Когда монашествующий принц из Омуро изволил просмотреть это письмо, у него заструились слёзы. Господин канцлер по-разному высказывался через посредников, однако, когда младший советник, Вступивший на Путь Синсэй произнёс:
— Государь изволит пребывать в ссылке. Хотя в столицу возвратились только следы его руки, мне это кажется недобрым знаком. Меня беспокоит, какие желания кроме этих у него есть, — правящий император действительно задумался о том, что, пока не будет его позволения, сил вернуться у изгнанника недостанет. Услышав об этом, Новый экс- император молвил так:
— Сожаления достойно. Это относится не только к нашей стране, Японии. В разных странах, вплоть до Индии, Китая, Чёртовых морей[611], Корё[612], государства киданей[613], люди воевали за посты, соперничали за власть в государстве. Старшие братья сражались с младшими, много раз поднимали друг против друга войска дяди и племянники. Здесь есть чему поучиться и в древности и теперь, но времена сменялись и уходили, покаявшиеся в грехах получали прощение, а милость монархов безгранична. Как бы там ни было, в самом деле, вступив на Путь и став монахом, во имя просветления читать сутры позволено всем; не надо скупиться даже на переписывание всей Трипитаки, где содержатся записи во благо будущей жизни. Не бывает таких врагов, которые оставались бы и в будущей жизни. В противном случае жизнь наша бесполезна.

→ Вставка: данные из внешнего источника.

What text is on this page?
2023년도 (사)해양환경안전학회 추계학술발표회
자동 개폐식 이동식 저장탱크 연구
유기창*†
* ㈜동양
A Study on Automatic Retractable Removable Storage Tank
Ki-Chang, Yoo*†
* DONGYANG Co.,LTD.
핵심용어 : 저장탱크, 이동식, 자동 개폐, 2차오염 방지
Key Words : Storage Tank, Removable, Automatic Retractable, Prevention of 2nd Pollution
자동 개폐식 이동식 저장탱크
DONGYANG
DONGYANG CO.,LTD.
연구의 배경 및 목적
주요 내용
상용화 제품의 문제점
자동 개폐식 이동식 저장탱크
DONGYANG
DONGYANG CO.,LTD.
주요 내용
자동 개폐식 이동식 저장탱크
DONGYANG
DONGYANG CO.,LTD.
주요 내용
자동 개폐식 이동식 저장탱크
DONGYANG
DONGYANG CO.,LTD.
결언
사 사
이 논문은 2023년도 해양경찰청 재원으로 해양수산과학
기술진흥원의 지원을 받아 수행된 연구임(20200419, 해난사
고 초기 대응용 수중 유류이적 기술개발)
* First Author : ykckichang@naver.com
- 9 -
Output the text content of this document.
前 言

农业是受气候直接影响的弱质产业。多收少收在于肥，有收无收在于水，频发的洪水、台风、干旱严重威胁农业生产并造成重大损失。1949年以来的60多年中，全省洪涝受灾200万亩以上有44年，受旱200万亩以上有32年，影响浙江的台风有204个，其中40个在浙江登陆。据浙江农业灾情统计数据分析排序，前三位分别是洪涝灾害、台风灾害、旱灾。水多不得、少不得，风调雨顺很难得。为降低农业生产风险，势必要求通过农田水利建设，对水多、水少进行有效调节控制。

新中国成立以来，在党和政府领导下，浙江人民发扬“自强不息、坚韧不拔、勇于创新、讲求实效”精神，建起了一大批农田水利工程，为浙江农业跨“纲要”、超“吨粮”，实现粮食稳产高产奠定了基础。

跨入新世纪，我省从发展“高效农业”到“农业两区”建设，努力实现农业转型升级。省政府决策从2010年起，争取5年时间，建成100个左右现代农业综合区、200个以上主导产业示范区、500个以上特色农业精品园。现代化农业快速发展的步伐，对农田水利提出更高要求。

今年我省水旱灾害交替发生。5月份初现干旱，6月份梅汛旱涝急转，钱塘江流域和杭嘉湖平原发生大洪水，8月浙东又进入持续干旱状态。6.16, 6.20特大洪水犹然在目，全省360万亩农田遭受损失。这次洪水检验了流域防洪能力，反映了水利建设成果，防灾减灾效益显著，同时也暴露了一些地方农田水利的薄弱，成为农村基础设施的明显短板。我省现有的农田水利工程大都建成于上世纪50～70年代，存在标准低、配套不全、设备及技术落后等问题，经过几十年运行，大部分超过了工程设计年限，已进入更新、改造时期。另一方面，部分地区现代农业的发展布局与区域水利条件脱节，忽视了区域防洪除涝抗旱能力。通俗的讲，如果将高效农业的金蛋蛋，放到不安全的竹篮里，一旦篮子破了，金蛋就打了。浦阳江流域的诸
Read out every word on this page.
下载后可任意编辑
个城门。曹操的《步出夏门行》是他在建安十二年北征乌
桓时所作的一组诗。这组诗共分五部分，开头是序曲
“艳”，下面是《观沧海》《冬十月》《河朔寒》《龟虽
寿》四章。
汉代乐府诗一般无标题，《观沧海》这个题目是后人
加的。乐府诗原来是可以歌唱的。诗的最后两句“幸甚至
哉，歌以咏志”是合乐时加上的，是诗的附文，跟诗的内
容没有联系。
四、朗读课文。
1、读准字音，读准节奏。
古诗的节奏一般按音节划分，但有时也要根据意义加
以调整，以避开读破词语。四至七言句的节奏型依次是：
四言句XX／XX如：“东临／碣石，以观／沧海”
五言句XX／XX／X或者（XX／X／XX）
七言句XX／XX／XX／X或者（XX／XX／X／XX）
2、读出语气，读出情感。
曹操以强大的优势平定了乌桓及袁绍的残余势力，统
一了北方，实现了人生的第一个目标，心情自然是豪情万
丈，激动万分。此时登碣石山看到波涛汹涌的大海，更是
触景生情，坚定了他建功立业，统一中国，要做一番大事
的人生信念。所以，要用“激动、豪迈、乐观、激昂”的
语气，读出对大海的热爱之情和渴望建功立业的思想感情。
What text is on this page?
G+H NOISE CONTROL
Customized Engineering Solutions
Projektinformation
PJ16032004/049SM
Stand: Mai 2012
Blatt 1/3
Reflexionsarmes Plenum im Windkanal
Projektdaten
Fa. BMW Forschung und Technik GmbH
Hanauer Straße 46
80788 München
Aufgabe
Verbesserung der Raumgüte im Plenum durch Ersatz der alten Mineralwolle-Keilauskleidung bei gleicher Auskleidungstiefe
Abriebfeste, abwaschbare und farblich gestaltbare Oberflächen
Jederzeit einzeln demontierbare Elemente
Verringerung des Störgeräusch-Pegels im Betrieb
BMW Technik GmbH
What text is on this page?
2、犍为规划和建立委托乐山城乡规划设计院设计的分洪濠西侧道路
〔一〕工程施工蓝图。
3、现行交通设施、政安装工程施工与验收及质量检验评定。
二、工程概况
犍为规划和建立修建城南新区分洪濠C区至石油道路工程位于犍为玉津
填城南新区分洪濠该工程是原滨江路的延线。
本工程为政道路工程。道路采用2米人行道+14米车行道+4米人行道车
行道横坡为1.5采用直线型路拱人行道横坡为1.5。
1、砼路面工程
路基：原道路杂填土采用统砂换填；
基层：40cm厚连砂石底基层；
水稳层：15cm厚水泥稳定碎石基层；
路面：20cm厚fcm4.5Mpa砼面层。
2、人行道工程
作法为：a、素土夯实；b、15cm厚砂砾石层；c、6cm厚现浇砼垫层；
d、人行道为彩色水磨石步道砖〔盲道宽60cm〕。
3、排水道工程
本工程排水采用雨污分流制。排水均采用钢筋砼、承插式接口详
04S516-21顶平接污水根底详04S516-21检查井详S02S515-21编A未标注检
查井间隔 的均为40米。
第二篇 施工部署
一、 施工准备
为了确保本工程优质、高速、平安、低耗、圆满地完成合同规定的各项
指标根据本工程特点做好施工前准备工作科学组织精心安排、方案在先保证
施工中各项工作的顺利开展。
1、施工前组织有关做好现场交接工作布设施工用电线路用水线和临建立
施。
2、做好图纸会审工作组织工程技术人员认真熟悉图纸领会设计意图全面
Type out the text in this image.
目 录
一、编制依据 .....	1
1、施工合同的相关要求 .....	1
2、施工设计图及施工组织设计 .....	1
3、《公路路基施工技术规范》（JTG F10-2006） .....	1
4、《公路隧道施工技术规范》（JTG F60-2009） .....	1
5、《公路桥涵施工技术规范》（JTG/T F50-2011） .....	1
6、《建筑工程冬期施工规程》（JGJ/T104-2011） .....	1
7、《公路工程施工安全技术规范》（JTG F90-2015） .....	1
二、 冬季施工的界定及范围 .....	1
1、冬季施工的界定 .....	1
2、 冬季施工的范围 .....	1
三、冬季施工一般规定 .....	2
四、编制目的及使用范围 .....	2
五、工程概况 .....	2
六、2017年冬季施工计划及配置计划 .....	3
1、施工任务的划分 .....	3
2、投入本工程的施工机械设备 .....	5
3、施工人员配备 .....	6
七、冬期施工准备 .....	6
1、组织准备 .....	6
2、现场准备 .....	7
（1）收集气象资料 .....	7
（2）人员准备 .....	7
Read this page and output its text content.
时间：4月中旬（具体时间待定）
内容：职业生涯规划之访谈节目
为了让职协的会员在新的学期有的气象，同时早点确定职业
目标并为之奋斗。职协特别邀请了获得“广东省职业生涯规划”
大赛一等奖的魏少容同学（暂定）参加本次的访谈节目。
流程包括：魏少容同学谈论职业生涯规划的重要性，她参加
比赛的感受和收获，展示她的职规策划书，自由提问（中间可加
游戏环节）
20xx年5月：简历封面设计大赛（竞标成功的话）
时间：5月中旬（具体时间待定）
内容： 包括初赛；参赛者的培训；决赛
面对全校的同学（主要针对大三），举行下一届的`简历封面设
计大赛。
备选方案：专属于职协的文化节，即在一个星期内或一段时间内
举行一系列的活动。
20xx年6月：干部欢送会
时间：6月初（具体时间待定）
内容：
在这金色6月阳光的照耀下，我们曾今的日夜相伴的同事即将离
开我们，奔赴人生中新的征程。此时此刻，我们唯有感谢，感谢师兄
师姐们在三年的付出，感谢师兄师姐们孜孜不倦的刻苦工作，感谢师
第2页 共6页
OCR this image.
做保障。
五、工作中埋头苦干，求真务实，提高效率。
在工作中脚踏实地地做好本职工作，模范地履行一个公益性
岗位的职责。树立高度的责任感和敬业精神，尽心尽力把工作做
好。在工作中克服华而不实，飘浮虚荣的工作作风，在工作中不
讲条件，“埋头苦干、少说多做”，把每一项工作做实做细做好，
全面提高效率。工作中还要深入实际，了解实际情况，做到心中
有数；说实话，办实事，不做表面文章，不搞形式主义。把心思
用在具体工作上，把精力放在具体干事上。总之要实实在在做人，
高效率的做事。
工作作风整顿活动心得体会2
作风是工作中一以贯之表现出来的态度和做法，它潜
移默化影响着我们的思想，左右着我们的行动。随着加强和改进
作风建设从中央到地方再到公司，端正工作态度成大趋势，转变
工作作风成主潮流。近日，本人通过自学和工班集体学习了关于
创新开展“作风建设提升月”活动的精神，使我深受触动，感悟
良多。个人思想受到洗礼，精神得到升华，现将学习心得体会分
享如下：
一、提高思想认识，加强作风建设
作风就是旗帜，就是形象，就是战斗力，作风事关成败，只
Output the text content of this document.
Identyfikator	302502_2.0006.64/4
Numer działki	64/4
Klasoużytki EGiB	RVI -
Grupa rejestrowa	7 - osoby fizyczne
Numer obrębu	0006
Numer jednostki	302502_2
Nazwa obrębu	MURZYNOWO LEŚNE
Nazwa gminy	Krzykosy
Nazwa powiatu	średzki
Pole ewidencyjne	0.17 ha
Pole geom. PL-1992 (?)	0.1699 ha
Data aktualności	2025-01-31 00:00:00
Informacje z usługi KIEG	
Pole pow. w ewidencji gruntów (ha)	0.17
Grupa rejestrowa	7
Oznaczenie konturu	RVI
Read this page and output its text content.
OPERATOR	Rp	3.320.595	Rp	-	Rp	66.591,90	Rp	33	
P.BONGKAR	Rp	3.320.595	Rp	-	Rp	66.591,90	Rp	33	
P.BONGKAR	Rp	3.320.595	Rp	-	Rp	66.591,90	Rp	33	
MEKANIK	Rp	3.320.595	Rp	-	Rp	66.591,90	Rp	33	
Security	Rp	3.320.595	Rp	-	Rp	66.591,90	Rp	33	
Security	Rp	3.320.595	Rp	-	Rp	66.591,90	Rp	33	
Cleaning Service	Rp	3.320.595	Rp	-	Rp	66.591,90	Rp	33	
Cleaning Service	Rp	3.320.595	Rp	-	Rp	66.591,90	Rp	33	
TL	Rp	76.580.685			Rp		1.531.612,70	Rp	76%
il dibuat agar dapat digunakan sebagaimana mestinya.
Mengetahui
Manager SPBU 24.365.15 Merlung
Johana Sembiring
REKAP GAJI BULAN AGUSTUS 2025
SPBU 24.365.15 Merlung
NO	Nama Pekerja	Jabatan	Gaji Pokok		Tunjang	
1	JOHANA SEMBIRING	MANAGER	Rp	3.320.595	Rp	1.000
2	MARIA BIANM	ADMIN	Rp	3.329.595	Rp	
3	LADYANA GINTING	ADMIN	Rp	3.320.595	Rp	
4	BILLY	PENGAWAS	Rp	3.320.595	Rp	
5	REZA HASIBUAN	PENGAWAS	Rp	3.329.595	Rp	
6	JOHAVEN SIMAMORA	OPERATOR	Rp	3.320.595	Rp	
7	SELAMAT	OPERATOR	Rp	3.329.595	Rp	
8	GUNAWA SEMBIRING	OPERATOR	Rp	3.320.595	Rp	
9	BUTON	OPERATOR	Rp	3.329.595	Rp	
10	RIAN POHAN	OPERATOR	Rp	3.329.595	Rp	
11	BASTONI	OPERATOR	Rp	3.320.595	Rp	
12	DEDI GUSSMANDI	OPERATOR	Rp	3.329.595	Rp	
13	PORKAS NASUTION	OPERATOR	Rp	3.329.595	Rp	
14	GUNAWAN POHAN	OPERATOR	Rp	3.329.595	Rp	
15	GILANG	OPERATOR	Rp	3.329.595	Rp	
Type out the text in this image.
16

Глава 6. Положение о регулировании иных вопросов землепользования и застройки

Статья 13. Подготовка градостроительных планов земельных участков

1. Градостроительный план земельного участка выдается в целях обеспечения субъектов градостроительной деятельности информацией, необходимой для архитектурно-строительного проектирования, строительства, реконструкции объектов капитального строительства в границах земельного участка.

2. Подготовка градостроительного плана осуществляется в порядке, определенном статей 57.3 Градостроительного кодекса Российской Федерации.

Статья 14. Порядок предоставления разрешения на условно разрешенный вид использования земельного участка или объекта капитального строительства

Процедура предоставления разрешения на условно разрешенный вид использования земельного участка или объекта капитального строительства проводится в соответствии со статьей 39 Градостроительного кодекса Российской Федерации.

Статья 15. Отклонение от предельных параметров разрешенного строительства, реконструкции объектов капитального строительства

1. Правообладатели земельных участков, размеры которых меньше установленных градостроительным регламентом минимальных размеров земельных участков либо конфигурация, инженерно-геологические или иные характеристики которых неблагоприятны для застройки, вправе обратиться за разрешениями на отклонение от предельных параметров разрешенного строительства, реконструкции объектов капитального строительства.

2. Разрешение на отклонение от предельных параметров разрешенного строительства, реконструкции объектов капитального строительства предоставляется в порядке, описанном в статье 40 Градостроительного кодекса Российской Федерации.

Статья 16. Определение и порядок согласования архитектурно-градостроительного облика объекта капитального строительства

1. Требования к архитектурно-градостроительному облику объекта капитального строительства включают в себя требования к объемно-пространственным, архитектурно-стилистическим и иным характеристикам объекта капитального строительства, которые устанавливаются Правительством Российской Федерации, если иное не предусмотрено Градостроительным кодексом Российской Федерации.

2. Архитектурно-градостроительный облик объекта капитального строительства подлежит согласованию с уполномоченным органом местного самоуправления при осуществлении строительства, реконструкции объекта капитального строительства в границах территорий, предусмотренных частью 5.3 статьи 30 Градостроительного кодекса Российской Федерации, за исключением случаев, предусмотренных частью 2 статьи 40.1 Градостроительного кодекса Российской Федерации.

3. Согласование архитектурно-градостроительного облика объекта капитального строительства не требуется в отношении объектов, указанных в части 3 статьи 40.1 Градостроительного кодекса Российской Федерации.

После этих слов Синсэй не стал сбривать волосы на голове августейшего и обрезать ему ногти, стыдясь того, что при жизни августейший обликом своим подобен
Когда об этом услышали в столице, правящий император благоволил послать к нему судью из Левой дворцовой охраны Хэй Ясуёри, велев ему поехать и посмотреть на облик Нового экс-императора.
Ясуёри переправился на остров и, когда сообщил, что прибыл туда как посланец императора, ему было сказано:
— Подойди сюда поближе!
Ясуёри отодвинул лёгкую ширму и увидел, что волосы и ногти у Нового экс-императора были длинными, что тот был в рясе цвета закопчённого персимона, с ввалившимися глазами на жёлтом лице, исхудавший и ослабевший. Смиренным голосом он произнёс:
— Я не собираюсь упрекать правящего императора, подчиняюсь осудившему меня закону. Однако же, хотя сейчас я настойчиво говорю о том, что должен быть помилован, пока что нет мне никакого прощения, и желания мои невыполнимы. Поэтому я неожиданно принял намерение заняться самоусовершенствованием.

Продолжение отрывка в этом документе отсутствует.